The first symptoms of a stock market crisis seriously frighten politicians, economic authorities and the public in general, and a widespread clamor in favor of enough further credit expansion to consolidate and maintain the high stock market indexes is usually heard. High security prices are mistakenly viewed as a sign of good economic ‘health,’ and therefore it is wrongly believed that all possible measures should be taken to prevent the stock market from collapsing…the securities of companies that operate in the stages furthest from consumption reflect a more dramatic fall in market prices than those which represent companies that produce consumer goods and services…market sluggishness will last as long as the readjustment, and last indefinitely if the readjustment never concludes [Japan!] because new loans prolong malinvestment, and labor and all other markets are highly controlled and rigid…This rise in saving will stimulate growth in the price of securities which will indicate the recovery has begun and entrepreneurs are again embarking on new processes of investment of capital goods. Nonetheless the upturn in stock market indexes will not be spectacular as long as new credit expansion is not intiated.
The most important idea is this: in general, no significant, continuous rise in the price of securities can be accounted for by an improvement in production conditions nor by an increase in voluntary in voluntary saving; such a rise can only be indefinitely maintained as a result of inflationary growth in credit expansion…Only continuous, disproportionate growth in the money supply in the form of credit expansion can feed the speculative mania (or ‘irrational exuberance’) which characterizes all stock market booms…the credit expansion process inevitably provokes a crisis and readjustment period, during which much of the book value of banks’ assets evaporates…

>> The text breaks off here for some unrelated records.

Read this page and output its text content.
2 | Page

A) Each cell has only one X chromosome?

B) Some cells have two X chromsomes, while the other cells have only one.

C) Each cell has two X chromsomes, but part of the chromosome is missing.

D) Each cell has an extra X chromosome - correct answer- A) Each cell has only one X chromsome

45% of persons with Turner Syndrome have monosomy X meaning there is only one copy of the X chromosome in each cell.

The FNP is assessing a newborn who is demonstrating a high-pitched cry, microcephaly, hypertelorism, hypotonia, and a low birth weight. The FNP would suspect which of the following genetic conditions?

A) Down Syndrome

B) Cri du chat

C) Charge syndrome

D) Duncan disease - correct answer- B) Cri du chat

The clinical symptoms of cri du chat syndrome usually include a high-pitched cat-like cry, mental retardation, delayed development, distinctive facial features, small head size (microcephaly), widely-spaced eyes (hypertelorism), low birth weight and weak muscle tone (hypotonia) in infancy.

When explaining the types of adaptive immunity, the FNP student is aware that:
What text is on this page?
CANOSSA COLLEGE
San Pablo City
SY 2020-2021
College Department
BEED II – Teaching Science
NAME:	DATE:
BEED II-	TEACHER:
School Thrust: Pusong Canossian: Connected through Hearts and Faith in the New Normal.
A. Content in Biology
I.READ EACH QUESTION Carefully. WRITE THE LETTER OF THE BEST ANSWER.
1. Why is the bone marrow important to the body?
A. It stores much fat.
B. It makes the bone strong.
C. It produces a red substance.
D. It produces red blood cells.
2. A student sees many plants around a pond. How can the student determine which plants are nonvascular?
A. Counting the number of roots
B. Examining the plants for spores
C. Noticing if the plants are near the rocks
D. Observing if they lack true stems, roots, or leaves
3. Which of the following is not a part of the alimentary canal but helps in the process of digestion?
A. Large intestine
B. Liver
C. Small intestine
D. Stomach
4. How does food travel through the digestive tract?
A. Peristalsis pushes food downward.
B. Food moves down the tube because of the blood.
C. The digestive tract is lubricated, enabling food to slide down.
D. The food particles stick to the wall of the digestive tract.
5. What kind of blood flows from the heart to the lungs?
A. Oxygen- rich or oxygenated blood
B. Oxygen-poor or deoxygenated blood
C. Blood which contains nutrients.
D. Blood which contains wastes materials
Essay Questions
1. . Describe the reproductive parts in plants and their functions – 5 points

In conclusion (pp. 811-2), if we wish to build a truly stable financial and monetary system for the 21st century, a system which will protect our economies as far as humanly possible from crises and recessions, we will have to:
1) ensure complete freedom of choice in currency, based on a metallic standard (gold) which would replace all fiduciary media issued in the past;
2) establish a free-banking system; and most importantly,
3) insist that all agents involved in the free-banking system be subject to and comply with traditional legal rules and principles, especially the principle that no one, not even a banker, can enjoy the privilege of loaning something entrusted to him on demand deposit (i.e., a free-banking system with a 100-percent reserve requirement).”